West of this dike is a much larger intrusion which connects in its upper part with a long flow of lava. This intrusion is distinctive in having no glassy selvage and in carrying unusually abundant and large basic inclusions. Locally these inclusions are as voluminous as the enclosing andesite. The latter is a pilotaxitic hypersthene-augite andesite, and except in one particular does not differ from the normal andesite flows. This exceptional feature is the presence of abundant wedge-shaped twins of tridymite which partly fill cavities. In one section, the mineral constitutes as much as 3 per cent of the whole. Cristobalite, on the other hand, is absent.

The inclusions in this dike are very porous. Their texture is best described as diktytaxitic and pseudolamprophyric. Essentially, they are composed of a crisscross felt of labradorite laths (65 per cent), slender hypersthene prisms partly rimmed by secondary ore and occasionally enclosed in jackets of augite (15 per cent), stumpy prisms of augite (5 per cent), and granular magnetite (5 per cent). Between these is a matrix partly made up of devitrified glass (2 per cent), but mainly of tridymite (6 per cent) and cristobalite (2 per cent). The occurrence of both forms of silica in the inclusions is thus in contrast with the development of tridymite alone in the enclosing andesite.

The third dike on the walls of Steel Bay also served as a feeder to a surface flow. This differs from the preceding chiefly in having a glassy selvage and pale, vesicular, holocrystalline core, and in being almost wholly devoid of basic inclusions.

Of all the dikes on the caldera walls, the most conspicuous and thickest is the Devil's Backbone. Like the dike just mentioned, it gradually changes from coarsely pilotaxitic in the center to hyalopilitic toward the margins, and is invariably rich in microlithic oligoclase.

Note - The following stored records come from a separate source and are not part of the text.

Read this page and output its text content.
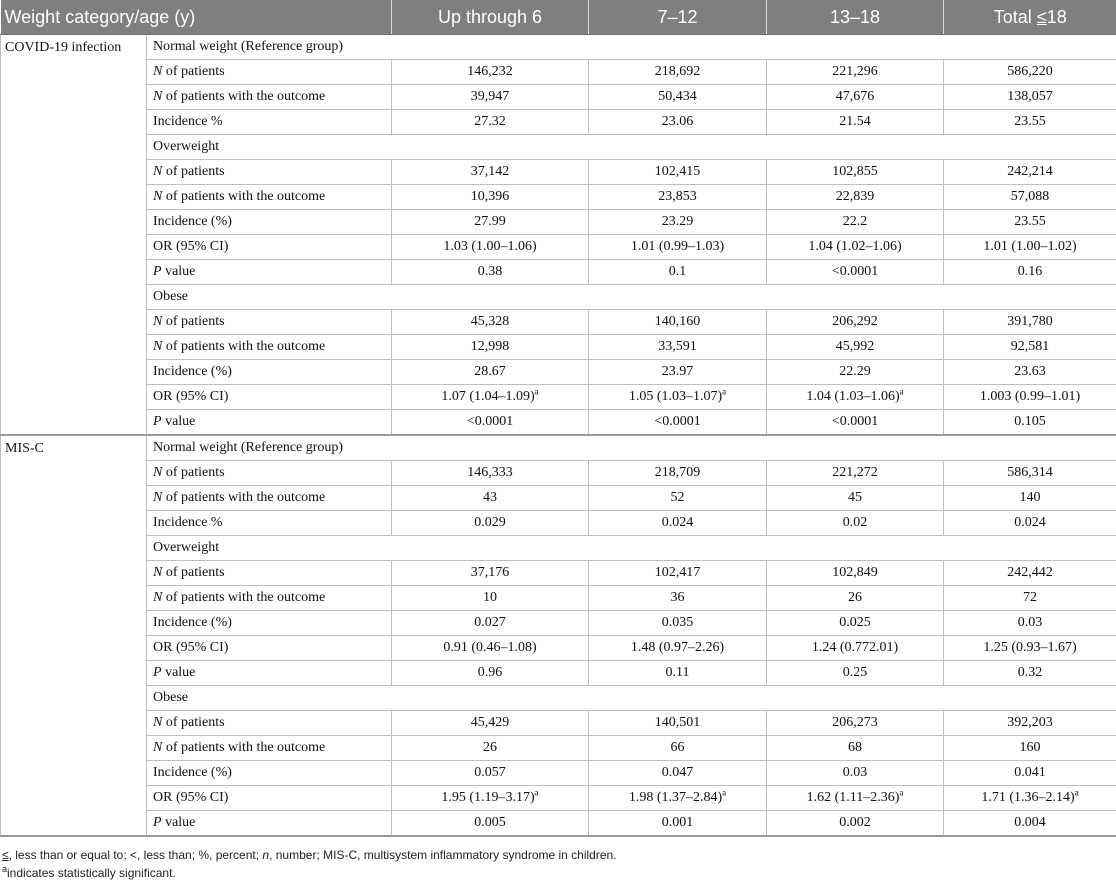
Weight category/age (y)		Up through 6	7–12	13–18	Total ≤18
COVID-19 infection	Normal weight (Reference group)				
	N of patients	146,232	218,692	221,296	586,220
	N of patients with the outcome	39,947	50,434	47,676	138,057
	Incidence %	27.32	23.06	21.54	23.55
	Overweight				
	N of patients	37,142	102,415	102,855	242,214
	N of patients with the outcome	10,396	23,853	22,839	57,088
	Incidence (%)	27.99	23.29	22.2	23.55
	OR (95% CI)	1.03 (1.00–1.06)	1.01 (0.99–1.03)	1.04 (1.02–1.06)	1.01 (1.00–1.02)
	P value	0.38	0.1	<0.0001	0.16
	Obese				
	N of patients	45,328	140,160	206,292	391,780
	N of patients with the outcome	12,998	33,591	45,992	92,581
	Incidence (%)	28.67	23.97	22.29	23.63
	OR (95% CI)	1.07 $(1.04-1.09)^a$	1.05 $(1.03-1.07)^a$	1.04 $(1.03-1.06)^a$	1.003 (0.99–1.01)
	P value	<0.0001	<0.0001	<0.0001	0.105
MIS-C	Normal weight (Reference group)				
	N of patients	146,333	218,709	221,272	586,314
	N of patients with the outcome	43	52	45	140
	Incidence %	0.029	0.024	0.02	0.024
	Overweight				
	N of patients	37,176	102,417	102,849	242,442
	N of patients with the outcome	10	36	26	72
	Incidence (%)	0.027	0.035	0.025	0.03
	OR (95% CI)	0.91 (0.46–1.08)	1.48 (0.97–2.26)	1.24 (0.772.01)	1.25 (0.93–1.67)
	P value	0.96	0.11	0.25	0.32
	Obese				
	N of patients	45,429	140,501	206,273	392,203
	N of patients with the outcome	26	66	68	160
	Incidence (%)	0.057	0.047	0.03	0.041
	OR (95% CI)	1.95 $(1.19-3.17)^a$	1.98 $(1.37-2.84)^a$	1.62 $(1.11-2.36)^a$	1.71 $(1.36-2.14)^a$
	P value	0.005	0.001	0.002	0.004

≤, less than or equal to; <, less than; %, percent; n, number; MIS-C, multisystem inflammatory syndrome in children.

$^a$indicates statistically significant.
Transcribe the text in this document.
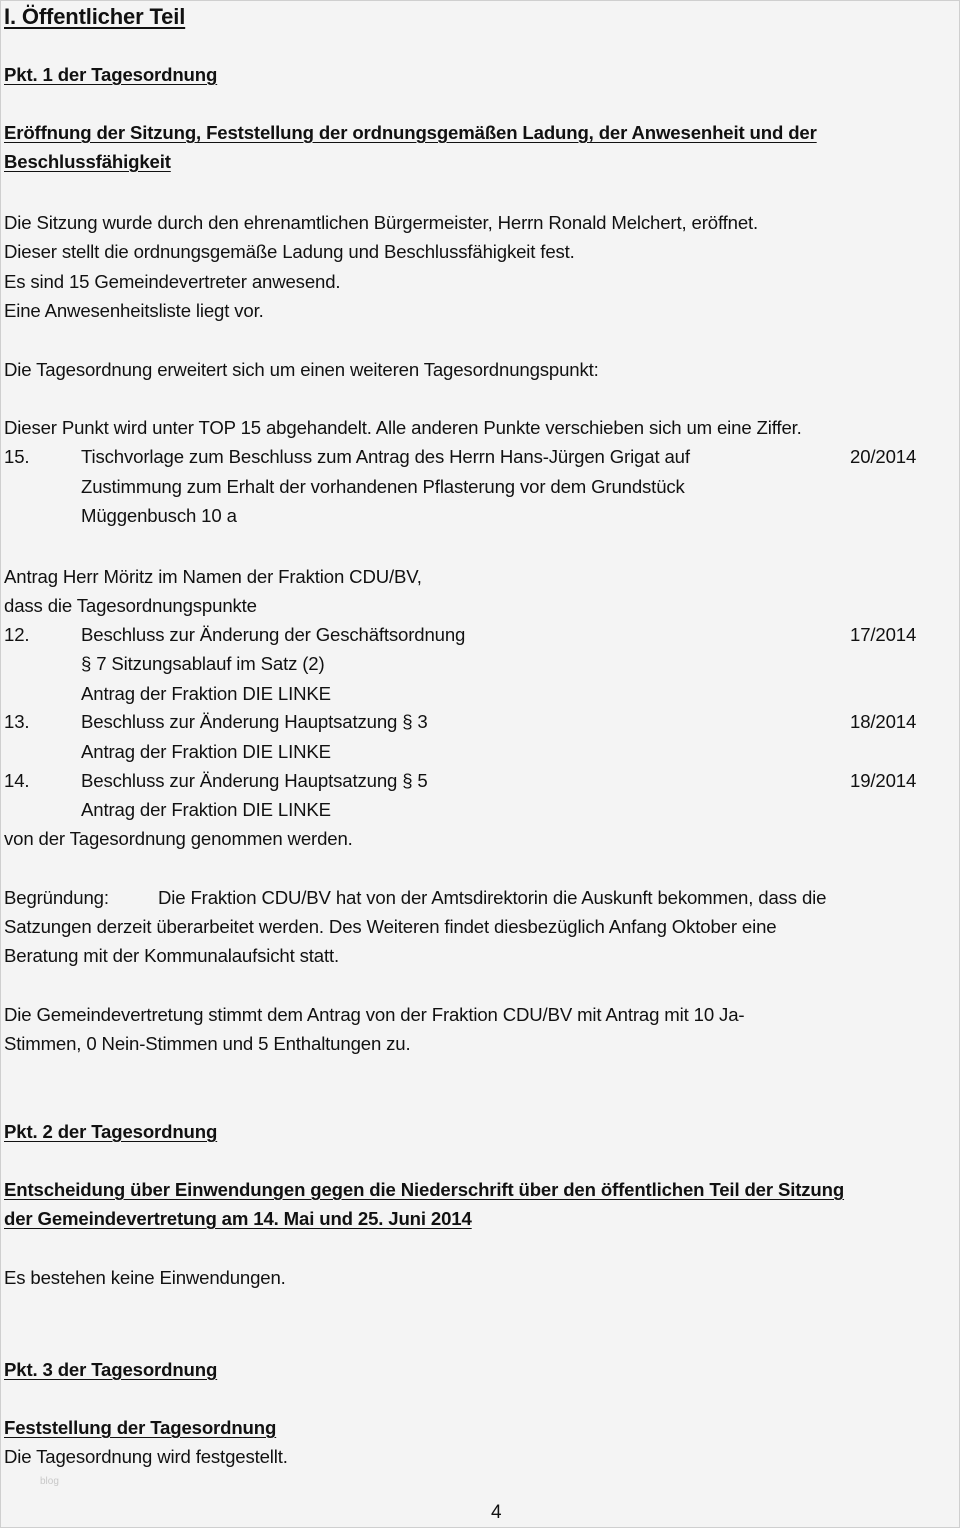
I. Öffentlicher Teil
Pkt. 1 der Tagesordnung
Eröffnung der Sitzung, Feststellung der ordnungsgemäßen Ladung, der Anwesenheit und der
Beschlussfähigkeit
Die Sitzung wurde durch den ehrenamtlichen Bürgermeister, Herrn Ronald Melchert, eröffnet.
Dieser stellt die ordnungsgemäße Ladung und Beschlussfähigkeit fest.
Es sind 15 Gemeindevertreter anwesend.
Eine Anwesenheitsliste liegt vor.
Die Tagesordnung erweitert sich um einen weiteren Tagesordnungspunkt:
Dieser Punkt wird unter TOP 15 abgehandelt. Alle anderen Punkte verschieben sich um eine Ziffer.
15.	Tischvorlage zum Beschluss zum Antrag des Herrn Hans-Jürgen Grigat auf	20/2014
Zustimmung zum Erhalt der vorhandenen Pflasterung vor dem Grundstück
Müggenbusch 10 a
Antrag Herr Möritz im Namen der Fraktion CDU/BV,
dass die Tagesordnungspunkte
12.	Beschluss zur Änderung der Geschäftsordnung	17/2014
§ 7 Sitzungsablauf im Satz (2)
Antrag der Fraktion DIE LINKE
13.	Beschluss zur Änderung Hauptsatzung § 3	18/2014
Antrag der Fraktion DIE LINKE
14.	Beschluss zur Änderung Hauptsatzung § 5	19/2014
Antrag der Fraktion DIE LINKE
von der Tagesordnung genommen werden.
Begründung:	Die Fraktion CDU/BV hat von der Amtsdirektorin die Auskunft bekommen, dass die
Satzungen derzeit überarbeitet werden. Des Weiteren findet diesbezüglich Anfang Oktober eine
Beratung mit der Kommunalaufsicht statt.
Die Gemeindevertretung stimmt dem Antrag von der Fraktion CDU/BV mit Antrag mit 10 Ja-
Stimmen, 0 Nein-Stimmen und 5 Enthaltungen zu.
Pkt. 2 der Tagesordnung
Entscheidung über Einwendungen gegen die Niederschrift über den öffentlichen Teil der Sitzung
der Gemeindevertretung am 14. Mai und 25. Juni 2014
Es bestehen keine Einwendungen.
Pkt. 3 der Tagesordnung
Feststellung der Tagesordnung
Die Tagesordnung wird festgestellt.
blog
4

In the same direction there is a diminution in the number of cristobalite crystals lining the vesicles. Few of the Crater Lake dikes contain this mineral in greater abundance. From the analysis of a sample of the Devil's Backbone (no. 15), the similarity of the dike rock to the andesite flows is immediately apparent.

The dike on the wall of Grotto Cove is essentially like the Devil's Backbone. So are the two dikes on the walls below Sentinel Point and the one below Sun Notch, except that they lack both tridymite and cristobalite, and occasionally carry olivine.

Another dike, particularly interesting on account of its alteration, is the one which descends to the edge of the lake at Eagle Point. Most of this intrusion consists of dense, black andesite. In thin section, half of the rock is seen to be composed of devitrified glass rendered almost opaque by dusty ore. Almost as voluminous are large, spongy zoned phenocrysts of andesine-labradorite. The remainder is made up of hypersthene prisms (5 per cent) partly altered to ?bowlingite, less altered crystals of augite (3 per cent), and rare grains of olivine. Contrasting strongly with this dark andesite is a pale sage-green "propylitic" type which is largely confined to the margins of the intrusion. Normally, as we have seen, the edges of dikes are finer-grained than the interior, but here the reverse is true. Moreover, the pyroxene crystals, and especially those of hypersthene, are more thoroughly altered to serpentine than in the central part of the dike. Calcite is sprinkled throughout, particularly along cracks in the porphyritic feldspar. Finally, the joint faces are lined locally with opal and radiating prisms of quartz. Since in most other dikes it is the central part which is most altered, it may be supposed that the changes visible in the Eagle Point intrusion are the result, not of the concentration of residual solutions during solidification, but of later solfataric action which has similarly affected the neighboring lavas.